Josephson has seen patients whose snoring was caused by nasal blockage due to injury and many suffer from obstructive sleep apnea, which is a serious issue. Says the NIH: “Obstructive sleep apnea is a potentially life-threatening disorder in which breathing is interrupted during sleep. These episodes cause temporary drops in blood oxygen and increases in carbon dioxide levels, which lead to frequent partial arousals from sleep. Limitations in upper-airway dimensions are typically associated with chronic, loud snoring. The frequent arousals result in ineffective sleep and account for the chronic sleep deprivation and the resultant excessive daytime sleepiness that is a major hallmark of this condition. Additional effects include morning headaches, high blood pressure, heart attacks, heart-rhythm disorders, stroke and decreased life expectancy.”

So if, like Christina, your partner snores, recommend a trip to the ENT. “Back in mid-2000s, they were selling homes with two master bedrooms,” says Josephson. “But you have to resolve the problem, not avoid it.

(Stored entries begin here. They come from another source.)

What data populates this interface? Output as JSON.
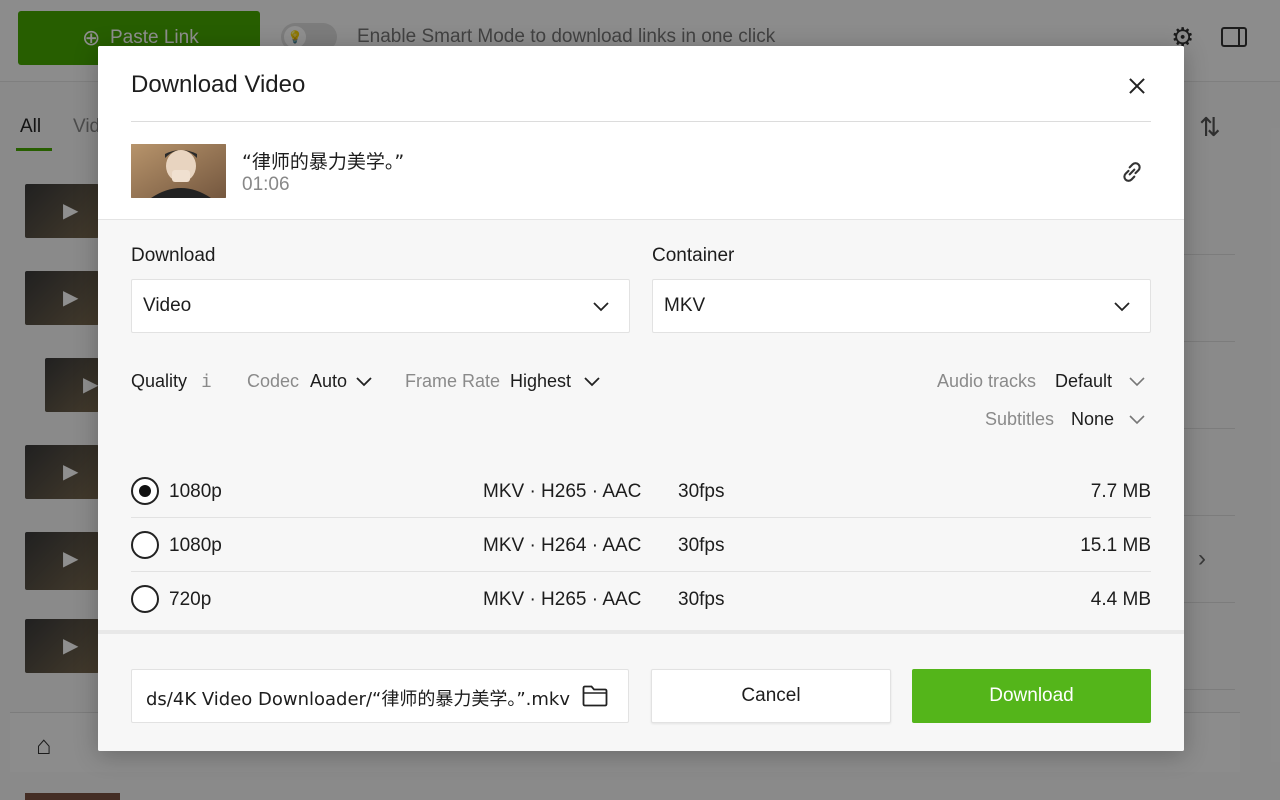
{
  "background": {
    "paste_link_label": "Paste Link",
    "smart_mode_text": "Enable Smart Mode to download links in one click",
    "tabs": [
      {
        "label": "All"
      },
      {
        "label": "Vid"
      }
    ]
  },
  "dialog": {
    "title": "Download Video",
    "video": {
      "title": "“律师的暴力美学。”",
      "duration": "01:06"
    },
    "download_field": {
      "label": "Download",
      "value": "Video"
    },
    "container_field": {
      "label": "Container",
      "value": "MKV"
    },
    "quality_label": "Quality",
    "quality_info": "i",
    "codec": {
      "label": "Codec",
      "value": "Auto"
    },
    "frame_rate": {
      "label": "Frame Rate",
      "value": "Highest"
    },
    "audio_tracks": {
      "label": "Audio tracks",
      "value": "Default"
    },
    "subtitles": {
      "label": "Subtitles",
      "value": "None"
    },
    "options": [
      {
        "resolution": "1080p",
        "format": "MKV · H265 · AAC",
        "fps": "30fps",
        "size": "7.7 MB",
        "selected": true
      },
      {
        "resolution": "1080p",
        "format": "MKV · H264 · AAC",
        "fps": "30fps",
        "size": "15.1 MB",
        "selected": false
      },
      {
        "resolution": "720p",
        "format": "MKV · H265 · AAC",
        "fps": "30fps",
        "size": "4.4 MB",
        "selected": false
      }
    ],
    "save_path": "ds/4K Video Downloader/“律师的暴力美学。”.mkv",
    "cancel_label": "Cancel",
    "download_label": "Download"
  },
  "colors": {
    "accent_green": "#54b51a",
    "overlay": "rgba(0,0,0,0.44)"
  }
}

I’d say, ‘Great, so he’ll die in the other bedroom.’ If your partner has been unsuccessfully treated in the past, explain that there are new treatment combinations, better diagnoses. Explain that it affecting both of you — and volunteer to go with your partner.” Aside from constant sleepiness, crankiness, and the possibility of death, says Josephson, “it literally can end a relationship. If you get no sleep at all while sharing a bed, a breakup could soon follow.”